Group disparity is mostly driven by class. Poor people of every background struggle, but courts have twisted the laws to ignore that. We can respect each person and still lift the disadvantaged, by helping the poor of every background.
A grievance industry of Race Racketeers lives off the conflict: think-tanks, ethnic studies departments, DEI coordinators, civil rights lawyers, aid charities, politicians, judges, and activist groups. This is Identity Exploitation — a toll collected at every stage of a division kept deliberately unresolved. They are paid to referee a game they have no reason to end. Employers face lawsuits if they treat groups differently, and disparate-impact liability if they don’t.
SOLUTION
Make the individual the only thing the law protects, and the only thing it repairs.
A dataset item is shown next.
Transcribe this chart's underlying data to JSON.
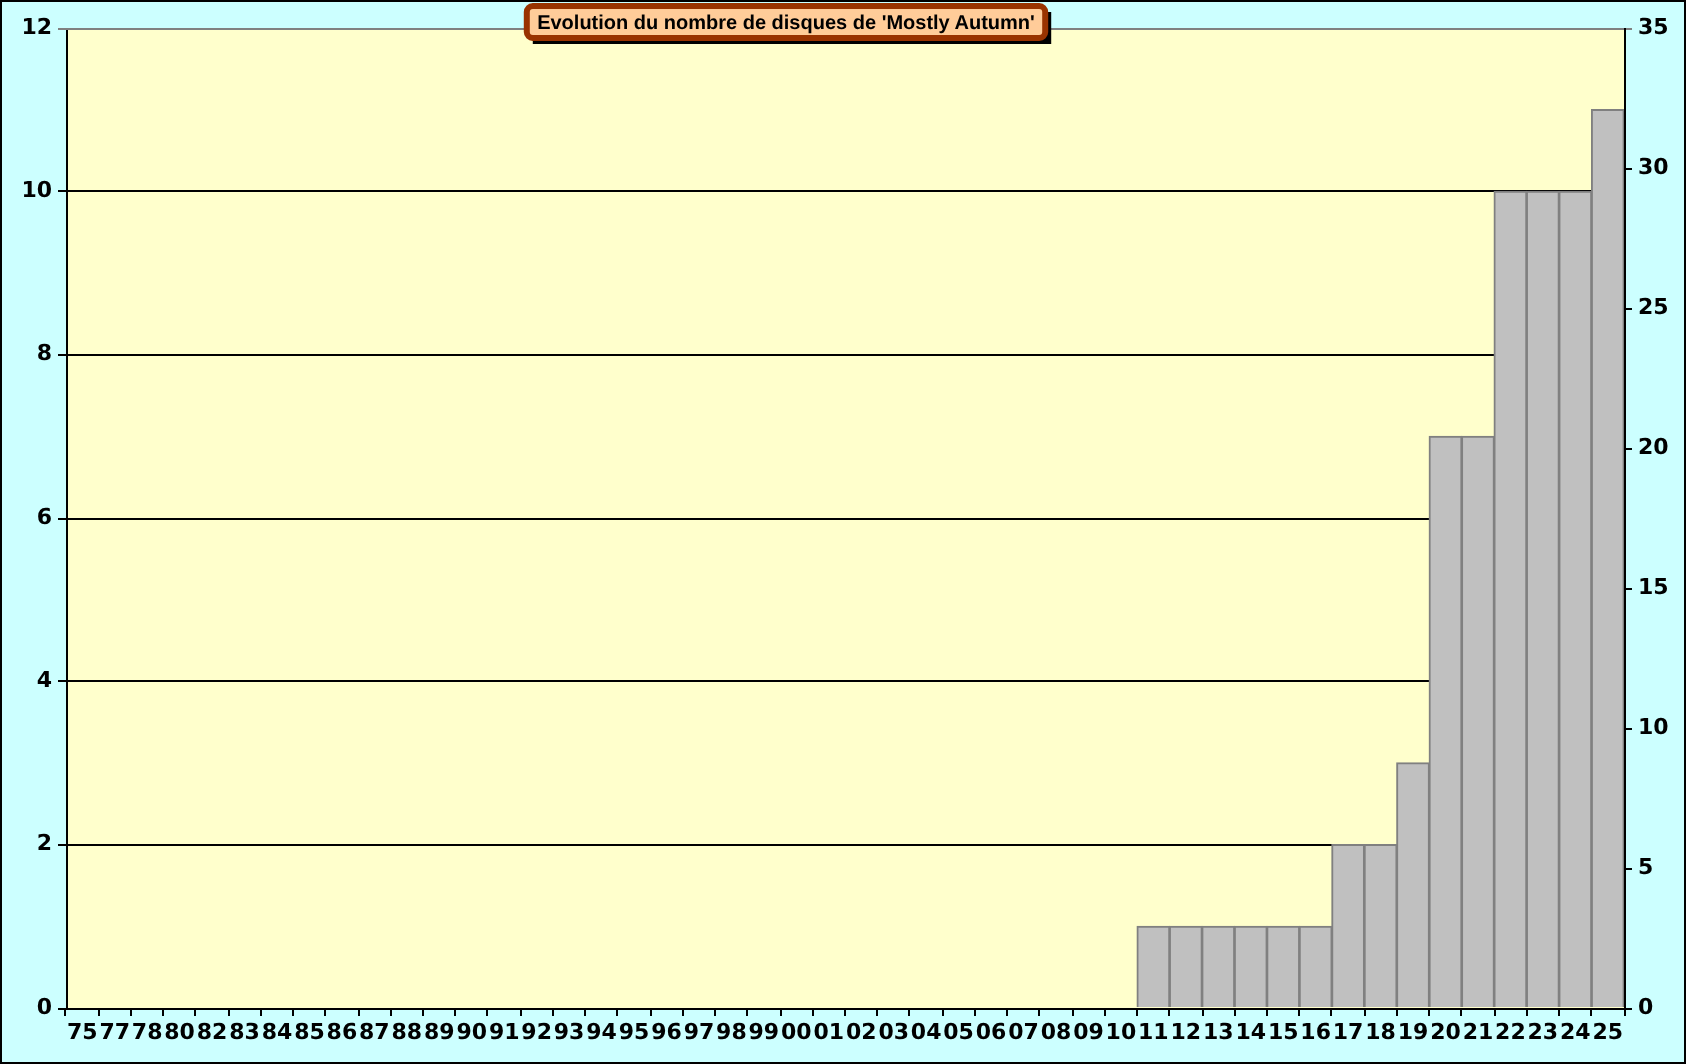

Amend Title VI, Title VII, and the related civil rights statutes so each person is judged on their own conduct, qualifications, and circumstances.
End disparate-impact liability — a gap between group averages stops counting as proof that anyone was wronged.
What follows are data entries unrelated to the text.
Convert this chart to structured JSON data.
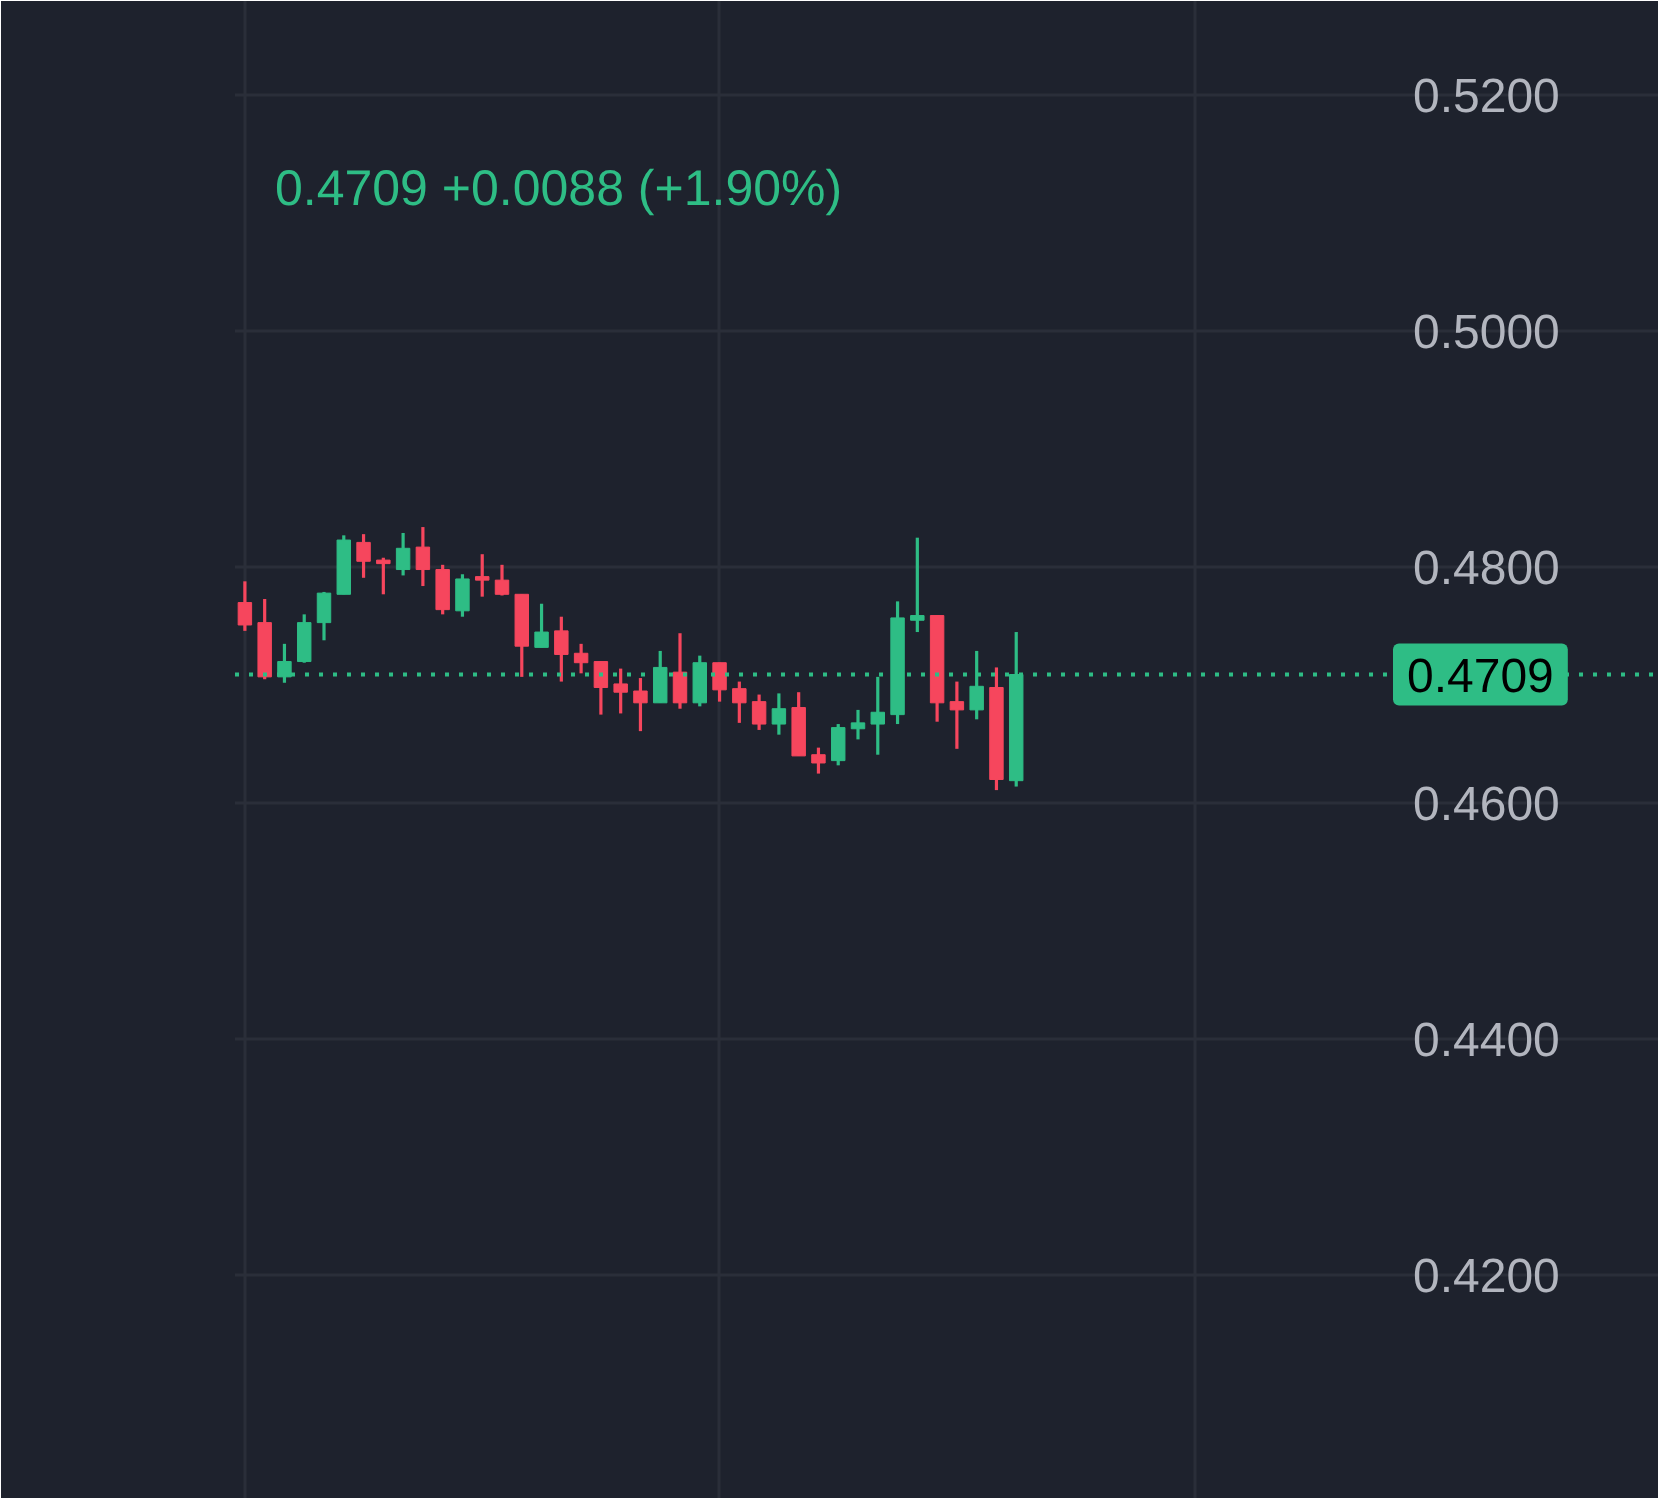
{
  "chart_data": {
    "type": "candlestick",
    "subtitle": "0.4709 +0.0088 (+1.90%)",
    "categories": [
      null,
      null,
      null,
      null,
      null,
      null,
      null,
      null,
      null,
      null,
      null,
      null,
      null,
      null,
      null,
      null,
      null,
      null,
      null,
      null,
      null,
      null,
      null,
      null,
      null,
      null,
      null,
      null,
      null,
      null,
      null,
      null,
      null,
      null,
      null,
      null,
      null,
      null,
      null,
      null,
      null,
      null,
      null,
      null,
      null,
      null,
      null,
      null,
      null,
      null,
      null,
      null,
      null,
      null,
      null,
      null,
      null,
      null,
      null,
      null,
      null,
      null,
      null,
      null,
      null,
      null,
      null,
      null,
      null,
      null,
      null,
      null
    ],
    "ohlc": [
      [
        0.477,
        0.4788,
        0.4746,
        0.4751
      ],
      [
        0.4753,
        0.4773,
        0.4705,
        0.4707
      ],
      [
        0.4707,
        0.4735,
        0.4702,
        0.472
      ],
      [
        0.472,
        0.476,
        0.4719,
        0.4753
      ],
      [
        0.4753,
        0.4779,
        0.4738,
        0.4778
      ],
      [
        0.4777,
        0.4827,
        0.4777,
        0.4823
      ],
      [
        0.4821,
        0.4828,
        0.4791,
        0.4805
      ],
      [
        0.4806,
        0.4808,
        0.4777,
        0.4803
      ],
      [
        0.4798,
        0.4829,
        0.4793,
        0.4816
      ],
      [
        0.4817,
        0.4834,
        0.4784,
        0.4798
      ],
      [
        0.4798,
        0.4802,
        0.476,
        0.4764
      ],
      [
        0.4763,
        0.4794,
        0.4758,
        0.479
      ],
      [
        0.4792,
        0.4811,
        0.4775,
        0.4789
      ],
      [
        0.4789,
        0.4802,
        0.4776,
        0.4777
      ],
      [
        0.4777,
        0.4777,
        0.4707,
        0.4733
      ],
      [
        0.4732,
        0.4769,
        0.4732,
        0.4745
      ],
      [
        0.4746,
        0.4758,
        0.4703,
        0.4726
      ],
      [
        0.4727,
        0.4735,
        0.471,
        0.4719
      ],
      [
        0.472,
        0.472,
        0.4675,
        0.4698
      ],
      [
        0.4701,
        0.4714,
        0.4676,
        0.4694
      ],
      [
        0.4695,
        0.4706,
        0.4661,
        0.4685
      ],
      [
        0.4685,
        0.4729,
        0.4685,
        0.4715
      ],
      [
        0.4711,
        0.4744,
        0.468,
        0.4685
      ],
      [
        0.4685,
        0.4725,
        0.4682,
        0.4719
      ],
      [
        0.4719,
        0.4719,
        0.4686,
        0.4696
      ],
      [
        0.4697,
        0.4703,
        0.4668,
        0.4685
      ],
      [
        0.4686,
        0.4692,
        0.4662,
        0.4667
      ],
      [
        0.4667,
        0.4693,
        0.4658,
        0.468
      ],
      [
        0.4681,
        0.4694,
        0.464,
        0.464
      ],
      [
        0.4641,
        0.4647,
        0.4625,
        0.4634
      ],
      [
        0.4636,
        0.4667,
        0.4632,
        0.4664
      ],
      [
        0.4663,
        0.4679,
        0.4654,
        0.4668
      ],
      [
        0.4667,
        0.4707,
        0.4641,
        0.4677
      ],
      [
        0.4675,
        0.4771,
        0.4667,
        0.4757
      ],
      [
        0.4755,
        0.4825,
        0.4745,
        0.4759
      ],
      [
        0.4759,
        0.4759,
        0.4669,
        0.4685
      ],
      [
        0.4686,
        0.4703,
        0.4646,
        0.4679
      ],
      [
        0.4679,
        0.4729,
        0.4671,
        0.4699
      ],
      [
        0.4698,
        0.4715,
        0.4611,
        0.462
      ],
      [
        0.4619,
        0.4745,
        0.4614,
        0.4709
      ],
      null,
      null,
      null,
      null,
      null,
      null,
      null,
      null,
      null,
      null,
      null,
      null,
      null,
      null,
      null,
      null,
      null,
      null,
      null,
      null,
      null,
      null,
      null,
      null,
      null,
      null,
      null,
      null,
      null,
      null,
      null,
      null
    ],
    "colors": [
      "#f6465d",
      "#f6465d",
      "#2ebd85",
      "#2ebd85",
      "#2ebd85",
      "#2ebd85",
      "#f6465d",
      "#f6465d",
      "#2ebd85",
      "#f6465d",
      "#f6465d",
      "#2ebd85",
      "#f6465d",
      "#f6465d",
      "#f6465d",
      "#2ebd85",
      "#f6465d",
      "#f6465d",
      "#f6465d",
      "#f6465d",
      "#f6465d",
      "#2ebd85",
      "#f6465d",
      "#2ebd85",
      "#f6465d",
      "#f6465d",
      "#f6465d",
      "#2ebd85",
      "#f6465d",
      "#f6465d",
      "#2ebd85",
      "#2ebd85",
      "#2ebd85",
      "#2ebd85",
      "#2ebd85",
      "#f6465d",
      "#f6465d",
      "#2ebd85",
      "#f6465d",
      "#2ebd85",
      null,
      null,
      null,
      null,
      null,
      null,
      null,
      null,
      null,
      null,
      null,
      null,
      null,
      null,
      null,
      null,
      null,
      null,
      null,
      null,
      null,
      null,
      null,
      null,
      null,
      null,
      null,
      null,
      null,
      null,
      null,
      null
    ],
    "ylim": [
      0.401,
      0.528
    ],
    "yticks": [
      {
        "value": 0.42,
        "label": "0.4200"
      },
      {
        "value": 0.44,
        "label": "0.4400"
      },
      {
        "value": 0.46,
        "label": "0.4600"
      },
      {
        "value": 0.48,
        "label": "0.4800"
      },
      {
        "value": 0.5,
        "label": "0.5000"
      },
      {
        "value": 0.52,
        "label": "0.5200"
      }
    ],
    "ref_lines": [
      {
        "axis": "y",
        "value": 0.4709,
        "label": "0.4709",
        "color": "#2ebd85",
        "line_style": "dotted"
      }
    ],
    "grid": true,
    "tick_labels": "y"
  }
}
End identity quotas and group-based set-asides in hiring, admissions, and contracting.
Where disadvantage needs remedy, measure the person’s real condition: income, family wealth, schooling, hardship — not demographics.
Keep enforcement inside the existing EEOC and DOJ machinery, redirected from policing group ratios to protecting individuals from group-based treatment.
HISTORY
The United States, 1964: Title VII’s text protects “any individual,” and Senator Hubert Humphrey promised on the Senate floor it created no quotas.
California, 1996: Proposition 209 barred group preferences in public hiring and admissions; it survived court challenge and the state kept functioning.
Michigan, 2006: Proposal 2 did the same, was upheld, and the state’s public institutions carried on.
The University of California, after 1996: a race-neutral, need-based system kept admitting and graduating disadvantaged students — proof the model works in practice.
The United States, 2023: in SFFA v. Harvard and SFFA v. UNC, the Supreme Court struck down race-based admissions, documenting Harvard penalizing individual Asian-American applicants to manage group-level numbers.
OBJECTIONS
“End disparate-impact analysis and covert discrimination will hide behind neutral-looking rules.” Individual claims still reach real discrimination. What ends is treating a statistical gap as proof of guilt when no actual person can be shown to have been wronged.
“Group wrongs need group remedies.” The wrongs were inflicted on individuals, and remedy reaches them most precisely through their real condition. A wealthy member of a historically wronged group needs less help than a poor member of any group.
“Class-based remedy is just a backdoor to ignore race.” Need-based programs reach the disadvantaged of every background — including the disproportionately poor within historically wronged groups — without punishing individuals.
“This dismantles civil rights protections.” It restores their original promise — protection for every individual — and strips out the later graft that made protection depend on which group you belong to.
SUMMARY
The fix is not complicated: judge the person. Help the poor of every background by their need, and the identity exploiters lose their golden grievance. Treat each person as an individual, and the splintered Serfs the system keeps at each other’s throats have nothing left to divide them. You are a person, not a people.